TUNISIE
18/07/2018 14h:13 CET | Actualisé 18/07/2018 14h:15 CET

5 jours d'errance en mer pour 40 migrants: La Tunisie refuse -pour l'instant- de les accueillir

Parmi les 40 migrants à bord, 8 femmes dont une enceinte.

Un nouveau drame de migrants fait surface. Il s’agit de 40 migrants venant d’Afrique subsaharienne et d’Égypte qui errent en mer depuis 5 jours à cause du refus des autorités tunisiennes, italiennes, françaises et maltaises de les accueillir. (Vidéo ci-dessous)

 

4 ONG tunisiennes- le Forum Tunisien pour les Droits Economiques et Sociaux, le Réseau Euromed Droits, l’Association Tunisienne de Défense des Droits de l’Enfant et la Fédération des Tunisiens pour une Citoyenneté des deux rives- ont publié un communiqué commun expliquant les circonstance de ce drame. 

Le bateau Sarost 5 qui assurait une mission d’approvisionnement pour une plateforme gazière est arrivé le 16 juillet au port de Zarzis, avec à son bord 40 migrants, rescapés en mer, mais les autorités tunisiennes ont refusé -pour l’instant- de les faire entrer affirment les ONG. Les autorités tunisiennes justifient ce refus par le fait d’être en négociations pour prendre la décision d’accueillir ou non le navire, qui est pour le moment immobilisé au large du port de Zarzis,

En fin de semaine dernière le bateau Sarost 5 avait accueilli en son bord des des migrants rescapés d’un bateau tombé en panne en pleine Méditerranée. À bord 8 femmes dont une enceinte, d’après les associations.

Malgré un appel à Italie, la France et Malte pour les accueillir, ces derniers ont refusé en arguant qu’ils étaient plus proches des ports tunisiens. 

“Nous sommes bloqués en pleine mer au large de la Tunisie (...) Nous sommes à bout de force”, déplore un des rescapés au site InfoMigrants. 

“Nous sommes laissés à nous-mêmes: nous ne mangeons pratiquement pas, faute de ravitaillement.
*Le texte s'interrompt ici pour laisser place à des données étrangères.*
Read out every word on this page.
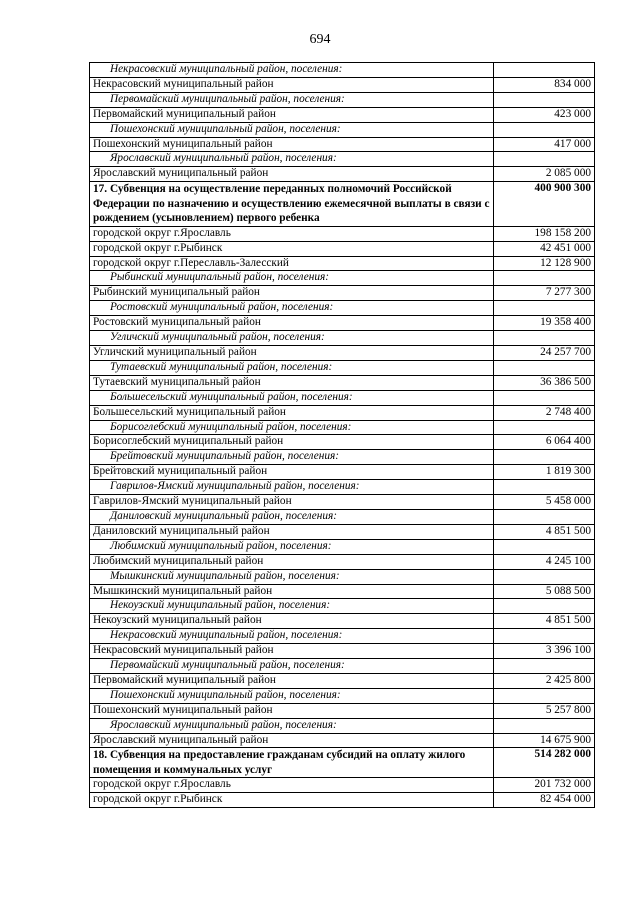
694
Некрасовский муниципальный район, поселения:	
Некрасовский муниципальный район	834 000
Первомайский муниципальный район, поселения:	
Первомайский муниципальный район	423 000
Пошехонский муниципальный район, поселения:	
Пошехонский муниципальный район	417 000
Ярославский муниципальный район, поселения:	
Ярославский муниципальный район	2 085 000
17. Субвенция на осуществление переданных полномочий Российской Федерации по назначению и осуществлению ежемесячной выплаты в связи с рождением (усыновлением) первого ребенка	400 900 300
городской округ г.Ярославль	198 158 200
городской округ г.Рыбинск	42 451 000
городской округ г.Переславль-Залесский	12 128 900
Рыбинский муниципальный район, поселения:	
Рыбинский муниципальный район	7 277 300
Ростовский муниципальный район, поселения:	
Ростовский муниципальный район	19 358 400
Угличский муниципальный район, поселения:	
Угличский муниципальный район	24 257 700
Тутаевский муниципальный район, поселения:	
Тутаевский муниципальный район	36 386 500
Большесельский муниципальный район, поселения:	
Большесельский муниципальный район	2 748 400
Борисоглебский муниципальный район, поселения:	
Борисоглебский муниципальный район	6 064 400
Брейтовский муниципальный район, поселения:	
Брейтовский муниципальный район	1 819 300
Гаврилов-Ямский муниципальный район, поселения:	
Гаврилов-Ямский муниципальный район	5 458 000
Даниловский муниципальный район, поселения:	
Даниловский муниципальный район	4 851 500
Любимский муниципальный район, поселения:	
Любимский муниципальный район	4 245 100
Мышкинский муниципальный район, поселения:	
Мышкинский муниципальный район	5 088 500
Некоузский муниципальный район, поселения:	
Некоузский муниципальный район	4 851 500
Некрасовский муниципальный район, поселения:	
Некрасовский муниципальный район	3 396 100
Первомайский муниципальный район, поселения:	
Первомайский муниципальный район	2 425 800
Пошехонский муниципальный район, поселения:	
Пошехонский муниципальный район	5 257 800
Ярославский муниципальный район, поселения:	
Ярославский муниципальный район	14 675 900
18. Субвенция на предоставление гражданам субсидий на оплату жилого помещения и коммунальных услуг	514 282 000
городской округ г.Ярославль	201 732 000
городской округ г.Рыбинск	82 454 000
Nous dormons sur des planches à même le sol. Nous n’avons aucune nécessaire de toilettes: ni savon, ni brosse à dent... Les membres de l’équipage font tout pour nous aider mais ils sont eux aussi à bout de force”, ajoute un autre. 
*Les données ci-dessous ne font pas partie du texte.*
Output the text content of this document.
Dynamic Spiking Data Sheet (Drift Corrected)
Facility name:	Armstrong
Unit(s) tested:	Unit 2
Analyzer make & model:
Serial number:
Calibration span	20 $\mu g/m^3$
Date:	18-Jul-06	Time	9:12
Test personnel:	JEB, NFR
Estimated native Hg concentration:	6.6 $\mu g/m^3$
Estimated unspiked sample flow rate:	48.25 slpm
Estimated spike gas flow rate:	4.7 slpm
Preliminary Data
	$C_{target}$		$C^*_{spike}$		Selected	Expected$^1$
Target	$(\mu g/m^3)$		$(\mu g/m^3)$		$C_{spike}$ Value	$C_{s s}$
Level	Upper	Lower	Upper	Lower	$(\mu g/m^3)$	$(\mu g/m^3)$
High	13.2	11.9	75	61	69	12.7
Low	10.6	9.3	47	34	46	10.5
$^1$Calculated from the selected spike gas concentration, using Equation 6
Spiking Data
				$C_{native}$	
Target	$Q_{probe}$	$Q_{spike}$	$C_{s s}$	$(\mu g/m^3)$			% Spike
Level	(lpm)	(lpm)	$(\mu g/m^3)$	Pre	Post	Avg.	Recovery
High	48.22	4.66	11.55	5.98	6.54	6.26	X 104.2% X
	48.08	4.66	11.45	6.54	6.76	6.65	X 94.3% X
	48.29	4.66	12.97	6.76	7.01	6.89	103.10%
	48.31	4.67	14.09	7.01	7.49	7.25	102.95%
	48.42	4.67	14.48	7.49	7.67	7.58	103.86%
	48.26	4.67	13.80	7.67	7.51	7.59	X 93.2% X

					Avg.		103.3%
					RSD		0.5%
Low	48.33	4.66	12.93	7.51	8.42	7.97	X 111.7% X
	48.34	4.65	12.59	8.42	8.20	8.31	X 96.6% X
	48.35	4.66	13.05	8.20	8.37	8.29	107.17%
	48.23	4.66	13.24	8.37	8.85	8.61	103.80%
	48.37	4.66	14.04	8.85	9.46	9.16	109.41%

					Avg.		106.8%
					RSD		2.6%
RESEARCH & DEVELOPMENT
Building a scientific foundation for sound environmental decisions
Les ONG tunisiennes appellent la Tunisie à appliquer ses engagements internationaux, notamment la Convention internationale relative à la sauvegarde de la vie humaine, la Convention internationale relative à la recherche et au sauvetage maritime, entre autres, bien que “la réponse à cette situation de détresse ne garantisse en aucune façon les droits des personnes migrantes en raison de l’absence d’une loi régissant l’asile ou de garantie d’un examen ultérieur juste, équitable et individuel de la situation des rescapés, la Tunisie n’étant pas à ce jour considéré comme un ‘pays sûr’ ”, soulignent les associations signataires. 
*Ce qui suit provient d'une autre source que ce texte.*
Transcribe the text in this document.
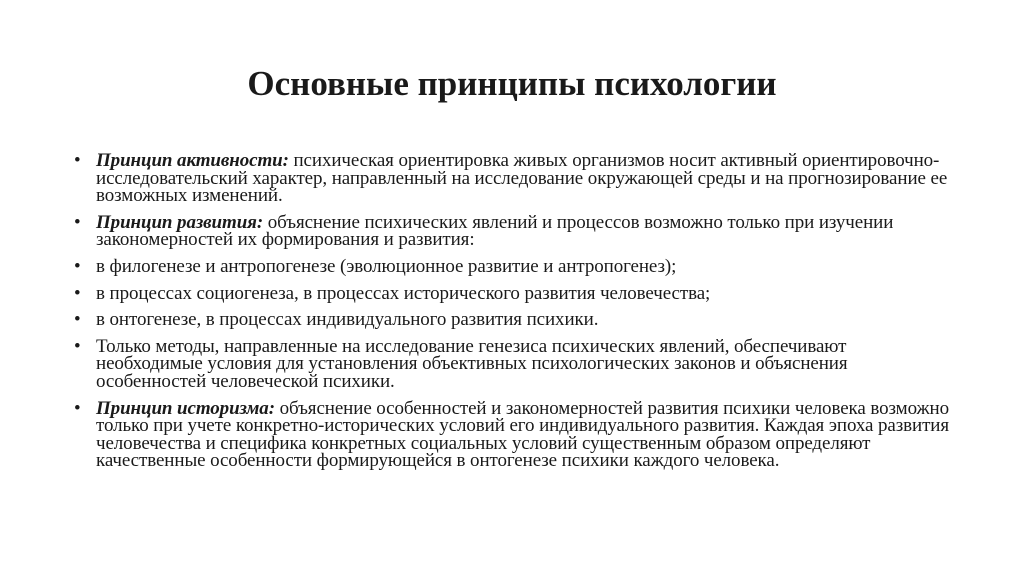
Основные принципы психологии
• Принцип активности: психическая ориентировка живых организмов носит активный ориентировочно-исследовательский характер, направленный на исследование окружающей среды и на прогнозирование ее возможных изменений.
• Принцип развития: объяснение психических явлений и процессов возможно только при изучении закономерностей их формирования и развития:
• в филогенезе и антропогенезе (эволюционное развитие и антропогенез);
• в процессах социогенеза, в процессах исторического развития человечества;
• в онтогенезе, в процессах индивидуального развития психики.
• Только методы, направленные на исследование генезиса психических явлений, обеспечивают необходимые условия для установления объективных психологических законов и объяснения особенностей человеческой психики.
• Принцип историзма: объяснение особенностей и закономерностей развития психики человека возможно только при учете конкретно-исторических условий его индивидуального развития. Каждая эпоха развития человечества и специфика конкретных социальных условий существенным образом определяют качественные особенности формирующейся в онтогенезе психики каждого человека.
Ils s’adressent également aux gouvernements italiens, maltais et français en leurs rappelant qu’étant donné l’urgence de la situation, le renvoi du navire non dûment justifié est une transgression du principe de non-refoulement à bord. 

Craignant le flux de migrants et de devenir une terre de débarquement, les pays européens sur la Méditerranée tendent à durcir les mesures d’accès à leurs ports nationaux. 

Les ONG tunisiennes mettent en garde les pays européennes contre un éventuel désengagement dans la gestion des migrants, en mettant des pays comme la Tunisie devant le “fait accompli”.

Ils expriment “leur ferme opposition” au projet proposé lors du dernier sommet européen le 29 juin 2018 de “plateformes régionales de débarquement” dans des pays tiers pour les migrants secourus dans les eaux internationales.

L’UE propose par exemple des centres de migrants sauvés en mer en Tunisie, mais la Tunisie s’y oppose fermement pour le moment.